Update: I realize now that calling SetNumberOfThreads multiple times in C++, during the run of one and the same process isn’t so effective, because the size of the ITK ThreadPool is not adjusted anymore after its initialization. To be continued…

1 Like

It looks like TBB is already the default multi threader in itk-elastix!
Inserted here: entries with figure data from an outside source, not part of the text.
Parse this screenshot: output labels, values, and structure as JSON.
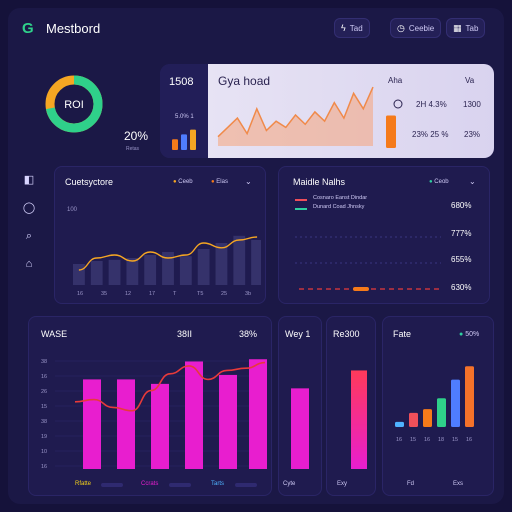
{
  "header": {
    "logo": "G",
    "title": "Mestbord",
    "buttons": [
      {
        "icon": "bolt-icon",
        "glyph": "ϟ",
        "label": "Tad"
      },
      {
        "icon": "clock-icon",
        "glyph": "◷",
        "label": "Ceebie"
      },
      {
        "icon": "grid-icon",
        "glyph": "▦",
        "label": "Tab"
      }
    ]
  },
  "summary": {
    "donut_label": "ROI",
    "donut_value": 0.72,
    "percent": "20%",
    "percent_sub": "Retas"
  },
  "hero": {
    "left_value": "1508",
    "left_small": "5.0% 1",
    "title": "Gya hoad",
    "col1_label": "Aha",
    "col2_label": "Va",
    "row1_a": "2H 4.3%",
    "row1_b": "1300",
    "row2_a": "23% 25 %",
    "row2_b": "23%",
    "mini_bars": [
      0.45,
      0.65,
      0.85
    ],
    "line_values": [
      0.15,
      0.3,
      0.45,
      0.2,
      0.6,
      0.25,
      0.4,
      0.3,
      0.5,
      0.35,
      0.55,
      0.4,
      0.7,
      0.45,
      0.85,
      0.6,
      0.95
    ],
    "accent_bar": 0.65,
    "colors": {
      "line": "#f08a4a",
      "fill": "#f6a47a",
      "bar": "#f57a1a"
    }
  },
  "sidebar": {
    "items": [
      {
        "icon": "folder-icon",
        "glyph": "◧"
      },
      {
        "icon": "chat-icon",
        "glyph": "◯"
      },
      {
        "icon": "search-icon",
        "glyph": "⌕"
      },
      {
        "icon": "home-icon",
        "glyph": "⌂"
      }
    ]
  },
  "overview": {
    "title": "Cuetsyctore",
    "legend": [
      {
        "label": "Ceeb",
        "color": "#f5a623"
      },
      {
        "label": "Elas",
        "color": "#f57a1a"
      }
    ],
    "y_label": "100",
    "x_labels": [
      "16",
      "35",
      "12",
      "17",
      "T",
      "T5",
      "25",
      "3b"
    ],
    "bars": [
      0.35,
      0.4,
      0.42,
      0.45,
      0.5,
      0.55,
      0.48,
      0.6,
      0.7,
      0.82,
      0.75
    ],
    "line": [
      0.25,
      0.45,
      0.5,
      0.4,
      0.55,
      0.45,
      0.5,
      0.7,
      0.62,
      0.75,
      0.8
    ]
  },
  "metrics": {
    "title": "Maidle Nalhs",
    "legend": "Ceob",
    "rows": [
      {
        "label": "Cosnaro Eanst Dindar",
        "value": "680%",
        "color": "#ef4f5a"
      },
      {
        "label": "Dunard Coad Jhnsky",
        "value": "777%",
        "color": "#2fd0a0"
      },
      {
        "label": "",
        "value": "655%",
        "color": ""
      },
      {
        "label": "",
        "value": "630%",
        "color": "#e83a3a"
      }
    ]
  },
  "bottom": {
    "title": "WASE",
    "mid_value": "38II",
    "right_value": "38%",
    "y_labels": [
      "38",
      "16",
      "26",
      "15",
      "38",
      "19",
      "10",
      "16"
    ],
    "bars": [
      0.8,
      0.8,
      0.76,
      0.96,
      0.84,
      0.98
    ],
    "line": [
      0.6,
      0.62,
      0.55,
      0.52,
      0.7,
      0.85,
      0.92,
      0.8,
      0.88,
      0.9,
      0.95
    ],
    "legend": [
      "Rfatte",
      "Ccrats",
      "Tarts"
    ],
    "col2_title": "Wey 1",
    "col2_bar": 0.72,
    "col2_legend": "Cyte",
    "col3_title": "Re300",
    "col3_bar": 0.88,
    "col3_legend": "Exy",
    "col4_title": "Fate",
    "col4_legend_label": "50%",
    "col4_bars": [
      0.08,
      0.22,
      0.28,
      0.45,
      0.74,
      0.95
    ],
    "col4_x": [
      "16",
      "15",
      "16",
      "18",
      "15",
      "16"
    ],
    "col4_footer": [
      "Fd",
      "Exs"
    ]
  },
  "colors": {
    "background": "#15123a",
    "panel": "#1f1b4f",
    "magenta": "#e81ecf",
    "line_red": "#e83a3a",
    "accent_green": "#2fd08a",
    "orange": "#f57a1a"
  }
}
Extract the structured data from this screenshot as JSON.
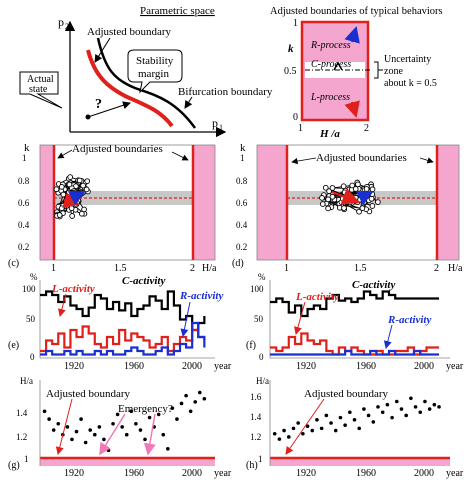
{
  "top_left": {
    "title": "Parametric space",
    "axis_y": "p",
    "axis_y_sub": "2",
    "axis_x": "p",
    "axis_x_sub": "1",
    "label_adjusted": "Adjusted boundary",
    "label_margin_1": "Stability",
    "label_margin_2": "margin",
    "label_bifurcation": "Bifurcation boundary",
    "label_actual_1": "Actual",
    "label_actual_2": "state",
    "question": "?"
  },
  "top_right": {
    "title": "Adjusted boundaries of typical behaviors",
    "axis_k": "k",
    "tick_1": "1",
    "tick_05": "0.5",
    "tick_0": "0",
    "r_process": "R-process",
    "c_process": "C-process",
    "l_process": "L-process",
    "x_tick_1": "1",
    "x_tick_2": "2",
    "x_label": "H /a",
    "uncert_1": "Uncertainty",
    "uncert_2": "zone",
    "uncert_3": "about k = 0.5"
  },
  "panel_c": {
    "letter": "(c)",
    "k_label": "k",
    "yticks": [
      "1",
      "0.8",
      "0.6",
      "0.4",
      "0.2"
    ],
    "xticks": [
      "1",
      "1.5",
      "2"
    ],
    "x_label": "H/a",
    "annotation": "Adjusted boundaries"
  },
  "panel_d": {
    "letter": "(d)",
    "k_label": "k",
    "yticks": [
      "1",
      "0.8",
      "0.6",
      "0.4",
      "0.2"
    ],
    "xticks": [
      "1",
      "1.5",
      "2"
    ],
    "x_label": "H/a",
    "annotation": "Adjusted boundaries"
  },
  "panel_e": {
    "letter": "(e)",
    "unit": "%",
    "yticks": [
      "100",
      "50",
      "0"
    ],
    "xticks": [
      "1920",
      "1960",
      "2000"
    ],
    "x_label": "year",
    "l_activity": "L-activity",
    "c_activity": "C-activity",
    "r_activity": "R-activity"
  },
  "panel_f": {
    "letter": "(f)",
    "unit": "%",
    "yticks": [
      "100",
      "50",
      "0"
    ],
    "xticks": [
      "1920",
      "1960",
      "2000"
    ],
    "x_label": "year",
    "l_activity": "L-activity",
    "c_activity": "C-activity",
    "r_activity": "R-activity"
  },
  "panel_g": {
    "letter": "(g)",
    "unit": "H/a",
    "yticks": [
      "1.4",
      "1.2",
      "1"
    ],
    "xticks": [
      "1920",
      "1960",
      "2000"
    ],
    "x_label": "year",
    "adjusted": "Adjusted boundary",
    "emergency": "Emergency?"
  },
  "panel_h": {
    "letter": "(h)",
    "unit": "H/a",
    "yticks": [
      "1.6",
      "1.4",
      "1.2",
      "1"
    ],
    "xticks": [
      "1920",
      "1960",
      "2000"
    ],
    "x_label": "year",
    "adjusted": "Adjusted boundary"
  },
  "colors": {
    "red": "#e0201a",
    "blue": "#1a2fd0",
    "pink": "#f4a6cf",
    "gray": "#c8c8c8",
    "pink_line": "#f07ab8"
  },
  "chart_data": [
    {
      "id": "e",
      "type": "line",
      "xlim": [
        1900,
        2015
      ],
      "ylim": [
        0,
        100
      ],
      "series": [
        {
          "name": "C-activity",
          "color": "#000000",
          "x": [
            1900,
            1904,
            1908,
            1912,
            1916,
            1920,
            1924,
            1928,
            1932,
            1936,
            1940,
            1944,
            1948,
            1952,
            1956,
            1960,
            1964,
            1968,
            1972,
            1976,
            1980,
            1984,
            1988,
            1992,
            1996,
            2000,
            2004,
            2008
          ],
          "values": [
            90,
            95,
            90,
            80,
            88,
            75,
            70,
            60,
            72,
            90,
            85,
            70,
            80,
            68,
            78,
            60,
            70,
            75,
            88,
            82,
            70,
            95,
            75,
            55,
            60,
            40,
            50,
            60
          ]
        },
        {
          "name": "L-activity",
          "color": "#e0201a",
          "x": [
            1900,
            1904,
            1908,
            1912,
            1916,
            1920,
            1924,
            1928,
            1932,
            1936,
            1940,
            1944,
            1948,
            1952,
            1956,
            1960,
            1964,
            1968,
            1972,
            1976,
            1980,
            1984,
            1988,
            1992,
            1996,
            2000,
            2004,
            2008
          ],
          "values": [
            10,
            25,
            20,
            35,
            15,
            40,
            30,
            45,
            35,
            20,
            15,
            30,
            20,
            40,
            25,
            35,
            30,
            25,
            15,
            20,
            30,
            10,
            20,
            30,
            25,
            40,
            30,
            25
          ]
        },
        {
          "name": "R-activity",
          "color": "#1a2fd0",
          "x": [
            1900,
            1904,
            1908,
            1912,
            1916,
            1920,
            1924,
            1928,
            1932,
            1936,
            1940,
            1944,
            1948,
            1952,
            1956,
            1960,
            1964,
            1968,
            1972,
            1976,
            1980,
            1984,
            1988,
            1992,
            1996,
            2000,
            2004,
            2008
          ],
          "values": [
            5,
            10,
            5,
            5,
            10,
            5,
            10,
            5,
            5,
            10,
            5,
            10,
            5,
            5,
            10,
            15,
            10,
            5,
            5,
            10,
            15,
            5,
            10,
            20,
            15,
            50,
            30,
            15
          ]
        }
      ]
    },
    {
      "id": "f",
      "type": "line",
      "xlim": [
        1900,
        2015
      ],
      "ylim": [
        0,
        100
      ],
      "series": [
        {
          "name": "C-activity",
          "color": "#000000",
          "x": [
            1900,
            1904,
            1908,
            1912,
            1916,
            1920,
            1924,
            1928,
            1932,
            1936,
            1940,
            1944,
            1948,
            1952,
            1956,
            1960,
            1964,
            1968,
            1972,
            1976,
            1980,
            1984,
            1988,
            1992,
            1996,
            2000,
            2004,
            2008
          ],
          "values": [
            80,
            85,
            80,
            65,
            75,
            60,
            70,
            75,
            70,
            85,
            90,
            82,
            85,
            80,
            85,
            95,
            90,
            85,
            95,
            90,
            85,
            85,
            85,
            85,
            85,
            85,
            85,
            85
          ]
        },
        {
          "name": "L-activity",
          "color": "#e0201a",
          "x": [
            1900,
            1904,
            1908,
            1912,
            1916,
            1920,
            1924,
            1928,
            1932,
            1936,
            1940,
            1944,
            1948,
            1952,
            1956,
            1960,
            1964,
            1968,
            1972,
            1976,
            1980,
            1984,
            1988,
            1992,
            1996,
            2000,
            2004,
            2008
          ],
          "values": [
            15,
            10,
            15,
            30,
            20,
            35,
            25,
            20,
            25,
            10,
            5,
            15,
            10,
            15,
            10,
            5,
            5,
            10,
            5,
            5,
            10,
            10,
            15,
            5,
            10,
            15,
            15,
            15
          ]
        },
        {
          "name": "R-activity",
          "color": "#1a2fd0",
          "x": [
            1900,
            1904,
            1908,
            1912,
            1916,
            1920,
            1924,
            1928,
            1932,
            1936,
            1940,
            1944,
            1948,
            1952,
            1956,
            1960,
            1964,
            1968,
            1972,
            1976,
            1980,
            1984,
            1988,
            1992,
            1996,
            2000,
            2004,
            2008
          ],
          "values": [
            5,
            5,
            5,
            5,
            5,
            5,
            5,
            5,
            5,
            5,
            5,
            5,
            10,
            5,
            5,
            5,
            10,
            5,
            5,
            10,
            5,
            5,
            5,
            10,
            5,
            5,
            5,
            5
          ]
        }
      ]
    },
    {
      "id": "g",
      "type": "scatter",
      "xlim": [
        1900,
        2015
      ],
      "ylim": [
        0.95,
        1.5
      ],
      "x": [
        1903,
        1906,
        1909,
        1912,
        1915,
        1918,
        1921,
        1924,
        1927,
        1930,
        1933,
        1936,
        1939,
        1942,
        1945,
        1948,
        1951,
        1954,
        1957,
        1960,
        1963,
        1966,
        1969,
        1972,
        1975,
        1978,
        1981,
        1984,
        1987,
        1990,
        1993,
        1996,
        1999,
        2002,
        2005,
        2008
      ],
      "values": [
        1.3,
        1.25,
        1.18,
        1.22,
        1.15,
        1.2,
        1.12,
        1.17,
        1.25,
        1.1,
        1.18,
        1.15,
        1.2,
        1.12,
        1.05,
        1.22,
        1.28,
        1.2,
        1.15,
        1.3,
        1.22,
        1.18,
        1.12,
        1.26,
        1.2,
        1.28,
        1.15,
        1.06,
        1.32,
        1.25,
        1.35,
        1.4,
        1.3,
        1.36,
        1.42,
        1.38
      ]
    },
    {
      "id": "h",
      "type": "scatter",
      "xlim": [
        1900,
        2015
      ],
      "ylim": [
        0.95,
        1.75
      ],
      "x": [
        1903,
        1906,
        1909,
        1912,
        1915,
        1918,
        1921,
        1924,
        1927,
        1930,
        1933,
        1936,
        1939,
        1942,
        1945,
        1948,
        1951,
        1954,
        1957,
        1960,
        1963,
        1966,
        1969,
        1972,
        1975,
        1978,
        1981,
        1984,
        1987,
        1990,
        1993,
        1996,
        1999,
        2002,
        2005,
        2008
      ],
      "values": [
        1.25,
        1.2,
        1.28,
        1.22,
        1.3,
        1.35,
        1.25,
        1.32,
        1.28,
        1.38,
        1.3,
        1.42,
        1.35,
        1.28,
        1.4,
        1.33,
        1.45,
        1.38,
        1.3,
        1.48,
        1.42,
        1.36,
        1.5,
        1.45,
        1.52,
        1.4,
        1.55,
        1.48,
        1.42,
        1.58,
        1.5,
        1.45,
        1.55,
        1.48,
        1.52,
        1.5
      ]
    }
  ]
}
print(itk.MultiThreaderBase.GetGlobalDefaultThreader())

Prints 2, when I’m using itk-elastix 0.25.2 on Windows.

print(erm.GetMultiThreader())

prints:

TBBMultiThreader (000001B8F5D0DD60)
  RTTI typeinfo:   class itk::TBBMultiThreader
  Reference Count: 2
  Modified Time: 68
  Debug: Off
  Object Name:
  Observers:
    none
  Number of Work Units: 1024
  Number of Threads: 64
  Global Maximum Number Of Threads: 128
  Global Default Number Of Threads: 64
  Global Default Threader Type: itk::MultiThreaderBaseEnums::Threader::TBB
  SingleMethod: 0000000000000000
  SingleData: 0000000000000000

 GetNumberOfThreads 0
 GetGlobalDefaultNumberOfThreads 64
 GetGlobalMaximumNumberOfThreads 128

Does TBB MultiThreader require calling SetGlobalDefaultNumberOfThreads or SetGlobalMaximumNumberOfThreads, before it can be used efficiently?

It does some load balancing while splitting the region into chunks. I don’t think that requires changing the number of threads. But if you know stuff about number of threads, it is advisable to exploit it.